The calculator uses five variables: patient age, preoperative serum creatinine level (mg/dL), ASA physical status class, preoperative functional status (independent, partially dependent, or totally dependent), and the surgical procedure site. These factors were identified as the strongest independent predictors of perioperative MICA in the multivariate model.

How is the Gupta score calculated?

The Gupta score is computed as a linear combination of weighted coefficients for each input variable, then transformed via the logistic function: Risk (%) = 1 / (1 + e^(-x)) × 100, where x is the sum of the weighted inputs plus a constant. The model's predictive ability (c-statistic) was 0.88, indicating excellent discrimination.

How do I interpret the Gupta risk calculator result?

The result is expressed as a percentage probability of MI or cardiac arrest. Generally, a risk below 1% is considered low, 1–5% is moderate, and above 5% is high. Clinicians should use this estimate alongside clinical judgment, not as an absolute contraindication to surgery. The score should supplement — not replace — thorough preoperative assessment.

What are the limitations of the Gupta Risk Calculator?

The calculator does not account for several important cardiac risk factors, including preoperative stress test results, echocardiographic findings, arrhythmias, aortic valve disease, or known/remote coronary artery disease (except prior PCI and cardiac surgery).
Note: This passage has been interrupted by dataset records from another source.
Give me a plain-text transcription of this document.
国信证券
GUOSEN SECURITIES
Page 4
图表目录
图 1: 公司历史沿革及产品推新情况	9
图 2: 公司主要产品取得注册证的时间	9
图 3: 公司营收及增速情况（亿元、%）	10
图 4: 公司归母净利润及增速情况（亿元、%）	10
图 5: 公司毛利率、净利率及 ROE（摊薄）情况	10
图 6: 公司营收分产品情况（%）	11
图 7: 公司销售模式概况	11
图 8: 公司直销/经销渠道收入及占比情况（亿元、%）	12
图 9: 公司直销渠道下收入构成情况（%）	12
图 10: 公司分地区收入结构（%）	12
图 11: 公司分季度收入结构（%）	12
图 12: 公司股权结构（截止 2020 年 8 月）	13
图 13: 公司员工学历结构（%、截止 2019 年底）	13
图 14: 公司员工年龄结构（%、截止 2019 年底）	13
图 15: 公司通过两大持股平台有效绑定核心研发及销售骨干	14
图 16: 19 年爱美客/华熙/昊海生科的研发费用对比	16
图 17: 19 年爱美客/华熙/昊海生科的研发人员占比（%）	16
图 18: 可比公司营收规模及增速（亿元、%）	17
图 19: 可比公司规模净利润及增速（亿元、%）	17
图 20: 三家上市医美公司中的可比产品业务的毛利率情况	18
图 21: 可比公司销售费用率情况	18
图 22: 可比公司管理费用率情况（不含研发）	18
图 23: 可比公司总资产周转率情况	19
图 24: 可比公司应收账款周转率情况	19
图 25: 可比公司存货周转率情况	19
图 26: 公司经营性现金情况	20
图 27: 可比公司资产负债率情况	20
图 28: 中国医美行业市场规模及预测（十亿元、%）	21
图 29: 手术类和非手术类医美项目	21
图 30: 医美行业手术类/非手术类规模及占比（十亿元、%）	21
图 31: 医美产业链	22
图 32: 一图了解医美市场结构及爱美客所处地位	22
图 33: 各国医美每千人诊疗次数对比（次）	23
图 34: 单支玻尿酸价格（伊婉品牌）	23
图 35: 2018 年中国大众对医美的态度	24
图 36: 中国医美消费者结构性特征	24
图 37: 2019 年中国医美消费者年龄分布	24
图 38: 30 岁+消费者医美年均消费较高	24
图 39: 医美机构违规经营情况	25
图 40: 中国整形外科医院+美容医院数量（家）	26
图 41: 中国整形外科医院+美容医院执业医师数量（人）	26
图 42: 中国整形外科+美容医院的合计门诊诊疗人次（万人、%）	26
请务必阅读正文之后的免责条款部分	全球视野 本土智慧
These limitations mean the score may underestimate risk in certain high-risk subgroups.

Who should use the Gupta perioperative risk calculator?

This tool is intended for use by clinicians — surgeons, anesthesiologists, and internists — who are assessing preoperative cardiac risk for patients undergoing non-cardiac or cardiac surgery. It is especially useful during preoperative consultations to guide risk discussions with patients and to inform perioperative management decisions.

How does the Gupta calculator differ from other cardiac risk scores like RCRI?

Unlike the Revised Cardiac Risk Index (RCRI), which uses a simple additive score of six binary variables, the Gupta calculator uses a continuous logistic regression model incorporating age, creatinine, ASA class, functional status, and procedure site. Studies have shown the Gupta calculator has superior discriminative ability (c-statistic ~0.88) compared to the RCRI (~0.75) in predicting perioperative MICA.

What creatinine value should I enter — preoperative or current?

You should enter the most recent preoperative serum creatinine value in mg/dL. This represents baseline kidney function, which is a significant independent predictor of perioperative cardiac risk. If the creatinine is not known, some clinicians use an estimated value based on eGFR, though actual measured values are preferred for accuracy.